İBB Genel Sekreteri Mahir Polat, İBB kültür Varlıkları Daire Başkanı Oktay Özel, bazı üniversitelerden uzmanlar ve yetkili kurum üyelerinin katıldığı toplantıda, tarihi yapıların güçlendirilmesi için koordineli bir çalışma yapılması gerektiğine vurgu yapıldı.
Beklenen İstanbul depreminin ne zaman geleceğini bilmediklerini ancak tarih boyunca İstanbul'un döngüsel tarihsel depremlerle uğraştığını, yıkıldığını ve yeniden yapıldığını kaydeden İBB Kültür Varlıklar Daire Başkanı Oktay Özel İstanbul depremi için Kandilli Rasathanesi tarafından 7.5 senaryo depremi doğrultusunda gerçekleşip gerçekleşmeyeceğini, ne zaman gerçekleşeceğini bilmedikleri için acil önlem almak, seferberlik çalışması başlatmak gibi bir zorunlulukları olduğunu söyledi. İstanbul’da 35 bin taşınmaz kültür varlığı olduğunu hatırlatan İBB Kültür Varlıklar Daire Başkanı Oktay Özel şöyle devam etti:
''Bu taşınmaz kültür varlığının önemli bir kısmı tarihi yarımada ve tarihi bölgelerde, semtlerde bulunmakta. Beklenen senaryo depreminin yıkıcı etkisinin olduğu bölgeleri göz önüne alırsak yarımada ciddi bir risk altında. Biz depremde tarihi kültür varlıklarının yüzde 51’inin yıkılma tehlikesiyle karşı karşıya olduğunu biliyoruz. Ne yazık ki tarihi yapıların güçlendirilmesine yönelik müdahalelere yönelik bir yönetmelik ve protokol kılavuz yok. Bugün bu çalışmayla birlikte aslında bir yönetmelik sürecinin de başlangıcını yapıyoruz. İstanbul’u deprem dışında bekleyen bir diğer sorunsa metruk sorun. 3 bin 500 metruk yapıdan bahsediyoruz. İstanbul’da kültür mirasının yüzde 10’unu kapsayan İstanbul gibi tarihi kimliği olan tarihsel bir kentte kabul edilemez durumda olan yapı. Bir deprem olmadan dün yıkıldı. Diğer yapılarda deprem olmadan yıkılma riski taşıyor. Çevresel etkisiyle birlikte çok sayıda insanın can güvenliğini tehdit ediyor. O nedenle hemen hemen şimdi yetkili kurullar, Kültür Bakanlığı, ilgili kurum, kuruluşlar bir araya gelerek bütüncül bir değerlendirmeyle önlemleri almak zorunda.''
İstanbul Planlama Ajansı olarak kentin geleceğine dair stratejileri ürettiklerini kaydeden ve kentin 2050 yılında neler yapılması gerektiğini İstanbul’un 2050’ye nasıl dayanıklı hale geleceğini planlayan kuruluş olduklarını belirten İstanbul Planlama Ajansı (İPA) Genel Sekreteri Oktay Karagül ise yaptığı açıklamada afet öncesini, afet anını, afet sonrasını ve toparlanma zamanını 7 boyutta ele aldıklarını, mühendislik boyutunu, lojistik, planlama, ekonomik planınında yola çıkarak bir seferberlik planını, hazırlık çalışmalarını tamlamama aşamasına geldiklerini söyledi.

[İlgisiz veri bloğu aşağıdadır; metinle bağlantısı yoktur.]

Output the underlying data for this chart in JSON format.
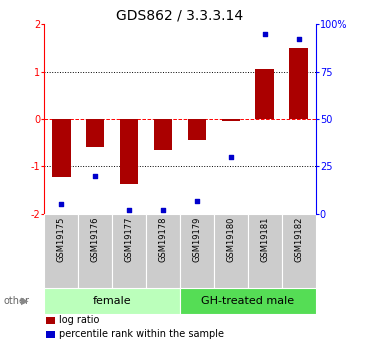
{
  "title": "GDS862 / 3.3.3.14",
  "samples": [
    "GSM19175",
    "GSM19176",
    "GSM19177",
    "GSM19178",
    "GSM19179",
    "GSM19180",
    "GSM19181",
    "GSM19182"
  ],
  "log_ratios": [
    -1.22,
    -0.6,
    -1.38,
    -0.65,
    -0.45,
    -0.05,
    1.05,
    1.5
  ],
  "percentile_ranks": [
    5,
    20,
    2,
    2,
    7,
    30,
    95,
    92
  ],
  "bar_color": "#aa0000",
  "dot_color": "#0000cc",
  "ylim": [
    -2,
    2
  ],
  "y2lim": [
    0,
    100
  ],
  "yticks": [
    -2,
    -1,
    0,
    1,
    2
  ],
  "y2ticks": [
    0,
    25,
    50,
    75,
    100
  ],
  "groups": [
    {
      "label": "female",
      "count": 4,
      "color": "#bbffbb"
    },
    {
      "label": "GH-treated male",
      "count": 4,
      "color": "#55dd55"
    }
  ],
  "other_label": "other",
  "legend_items": [
    {
      "label": "log ratio",
      "color": "#aa0000"
    },
    {
      "label": "percentile rank within the sample",
      "color": "#0000cc"
    }
  ],
  "bar_width": 0.55,
  "title_fontsize": 10,
  "tick_fontsize": 7,
  "sample_fontsize": 6,
  "group_label_fontsize": 8,
  "legend_fontsize": 7,
  "background_color": "#ffffff"
}
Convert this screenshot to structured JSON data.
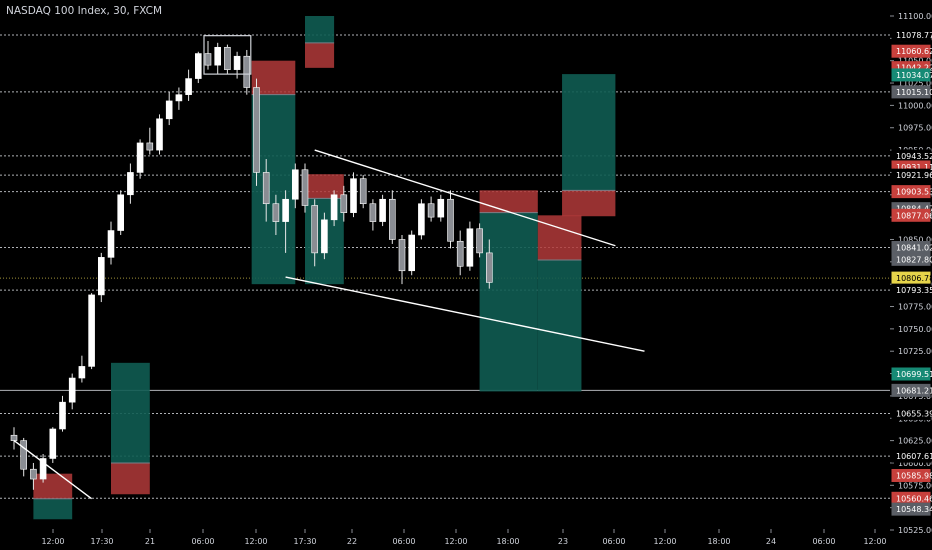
{
  "header": {
    "title": "NASDAQ 100 Index, 30, FXCM"
  },
  "chart_data": {
    "type": "candlestick",
    "symbol": "NASDAQ 100 Index",
    "interval": "30",
    "source": "FXCM",
    "ylim": [
      10525,
      11100
    ],
    "price_axis_ticks": [
      11100,
      11075,
      11050,
      11025,
      11000,
      10975,
      10950,
      10925,
      10900,
      10875,
      10850,
      10825,
      10800,
      10775,
      10750,
      10725,
      10700,
      10675,
      10650,
      10625,
      10600,
      10575,
      10550,
      10525
    ],
    "time_axis_ticks": [
      "12:00",
      "17:30",
      "21",
      "06:00",
      "12:00",
      "17:30",
      "22",
      "06:00",
      "12:00",
      "18:00",
      "23",
      "06:00",
      "12:00",
      "18:00",
      "24",
      "06:00",
      "12:00"
    ],
    "price_tags": [
      {
        "value": 11078.77,
        "label": "11078.77",
        "style": "plain"
      },
      {
        "value": 11060.62,
        "label": "11060.62",
        "style": "red"
      },
      {
        "value": 11042.22,
        "label": "11042.22",
        "style": "red"
      },
      {
        "value": 11034.07,
        "label": "11034.07",
        "style": "teal"
      },
      {
        "value": 11015.1,
        "label": "11015.10",
        "style": "gray"
      },
      {
        "value": 10943.52,
        "label": "10943.52",
        "style": "plain"
      },
      {
        "value": 10931.11,
        "label": "10931.11",
        "style": "red"
      },
      {
        "value": 10921.96,
        "label": "10921.96",
        "style": "plain"
      },
      {
        "value": 10903.53,
        "label": "10903.53",
        "style": "red"
      },
      {
        "value": 10884.47,
        "label": "10884.47",
        "style": "gray"
      },
      {
        "value": 10877.06,
        "label": "10877.06",
        "style": "red"
      },
      {
        "value": 10841.02,
        "label": "10841.02",
        "style": "gray"
      },
      {
        "value": 10827.8,
        "label": "10827.80",
        "style": "gray"
      },
      {
        "value": 10806.78,
        "label": "10806.78",
        "style": "yellow"
      },
      {
        "value": 10793.35,
        "label": "10793.35",
        "style": "plain"
      },
      {
        "value": 10699.51,
        "label": "10699.51",
        "style": "teal"
      },
      {
        "value": 10681.21,
        "label": "10681.21",
        "style": "gray"
      },
      {
        "value": 10655.39,
        "label": "10655.39",
        "style": "plain"
      },
      {
        "value": 10607.61,
        "label": "10607.61",
        "style": "plain"
      },
      {
        "value": 10585.98,
        "label": "10585.98",
        "style": "red"
      },
      {
        "value": 10560.46,
        "label": "10560.46",
        "style": "red"
      },
      {
        "value": 10548.34,
        "label": "10548.34",
        "style": "gray"
      }
    ],
    "horizontal_levels": [
      11078.77,
      11015.1,
      10943.52,
      10921.96,
      10903.53,
      10841.02,
      10806.78,
      10793.35,
      10681.21,
      10655.39,
      10607.61,
      10560.46
    ],
    "trendlines": [
      {
        "from": [
          0,
          10625
        ],
        "to": [
          8,
          10560
        ]
      },
      {
        "from": [
          31,
          10950
        ],
        "to": [
          62,
          10843
        ]
      },
      {
        "from": [
          28,
          10808
        ],
        "to": [
          65,
          10725
        ]
      }
    ],
    "position_boxes": [
      {
        "x0": 2,
        "x1": 6,
        "entry": 10560,
        "stop": 10588,
        "target": 10537,
        "direction": "short"
      },
      {
        "x0": 10,
        "x1": 14,
        "entry": 10600,
        "stop": 10565,
        "target": 10712,
        "direction": "long"
      },
      {
        "x0": 24.5,
        "x1": 29,
        "entry": 11012,
        "stop": 11050,
        "target": 10800,
        "direction": "short"
      },
      {
        "x0": 30,
        "x1": 33,
        "entry": 11070,
        "stop": 11042,
        "target": 11100,
        "direction": "short"
      },
      {
        "x0": 30,
        "x1": 34,
        "entry": 10896,
        "stop": 10923,
        "target": 10800,
        "direction": "short"
      },
      {
        "x0": 48,
        "x1": 54,
        "entry": 10880,
        "stop": 10905,
        "target": 10680,
        "direction": "short"
      },
      {
        "x0": 54,
        "x1": 58.5,
        "entry": 10827,
        "stop": 10877,
        "target": 10680,
        "direction": "short"
      },
      {
        "x0": 56.5,
        "x1": 62,
        "entry": 10905,
        "stop": 10876,
        "target": 11035,
        "direction": "long"
      }
    ],
    "candles": [
      [
        10631,
        10640,
        10615,
        10625
      ],
      [
        10625,
        10628,
        10585,
        10593
      ],
      [
        10593,
        10600,
        10570,
        10582
      ],
      [
        10582,
        10610,
        10578,
        10605
      ],
      [
        10605,
        10640,
        10600,
        10638
      ],
      [
        10638,
        10675,
        10635,
        10668
      ],
      [
        10668,
        10700,
        10660,
        10695
      ],
      [
        10695,
        10720,
        10690,
        10708
      ],
      [
        10708,
        10790,
        10705,
        10788
      ],
      [
        10788,
        10835,
        10780,
        10830
      ],
      [
        10830,
        10870,
        10822,
        10860
      ],
      [
        10860,
        10905,
        10855,
        10900
      ],
      [
        10900,
        10935,
        10890,
        10925
      ],
      [
        10925,
        10962,
        10918,
        10958
      ],
      [
        10958,
        10975,
        10945,
        10950
      ],
      [
        10950,
        10990,
        10945,
        10985
      ],
      [
        10985,
        11015,
        10978,
        11005
      ],
      [
        11005,
        11020,
        10995,
        11012
      ],
      [
        11012,
        11040,
        11005,
        11030
      ],
      [
        11030,
        11060,
        11025,
        11058
      ],
      [
        11058,
        11072,
        11040,
        11045
      ],
      [
        11045,
        11070,
        11035,
        11065
      ],
      [
        11065,
        11068,
        11035,
        11040
      ],
      [
        11040,
        11060,
        11030,
        11055
      ],
      [
        11055,
        11062,
        11012,
        11020
      ],
      [
        11020,
        11030,
        10910,
        10925
      ],
      [
        10925,
        10940,
        10870,
        10890
      ],
      [
        10890,
        10900,
        10855,
        10870
      ],
      [
        10870,
        10905,
        10835,
        10895
      ],
      [
        10895,
        10935,
        10885,
        10928
      ],
      [
        10928,
        10935,
        10880,
        10888
      ],
      [
        10888,
        10895,
        10820,
        10835
      ],
      [
        10835,
        10880,
        10828,
        10872
      ],
      [
        10872,
        10905,
        10865,
        10900
      ],
      [
        10900,
        10910,
        10870,
        10880
      ],
      [
        10880,
        10925,
        10875,
        10918
      ],
      [
        10918,
        10922,
        10885,
        10890
      ],
      [
        10890,
        10895,
        10860,
        10870
      ],
      [
        10870,
        10900,
        10865,
        10895
      ],
      [
        10895,
        10905,
        10845,
        10850
      ],
      [
        10850,
        10855,
        10800,
        10815
      ],
      [
        10815,
        10860,
        10810,
        10855
      ],
      [
        10855,
        10895,
        10850,
        10890
      ],
      [
        10890,
        10898,
        10870,
        10875
      ],
      [
        10875,
        10900,
        10870,
        10895
      ],
      [
        10895,
        10905,
        10840,
        10848
      ],
      [
        10848,
        10860,
        10810,
        10820
      ],
      [
        10820,
        10870,
        10815,
        10862
      ],
      [
        10862,
        10868,
        10830,
        10835
      ],
      [
        10835,
        10850,
        10795,
        10802
      ]
    ]
  }
}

İstanbul gibi bir kadim kentin tarihi eserleri, kültürel mirası, sivil mimari örneklerinin de çok fazla olduğunu ve 35 bin yapının olduğunu hatırlatan İstanbul Planlama Ajansı (İPA) Genel Sekreteri Oktay Karagül İstanbul’un bu değerlerini nasıl koruyacaklarını, nasıl gelecek nesillere aktaracaklarını, nasıl güçlendireceklerini hem meslek odalarıyla birlikte inşaat mühendisleri odasıyla, hem bilim insanlarıyla birlikte tartışarak gün sonunda da buna yönelik eylem planlarını açıklayacaklarını söyledi.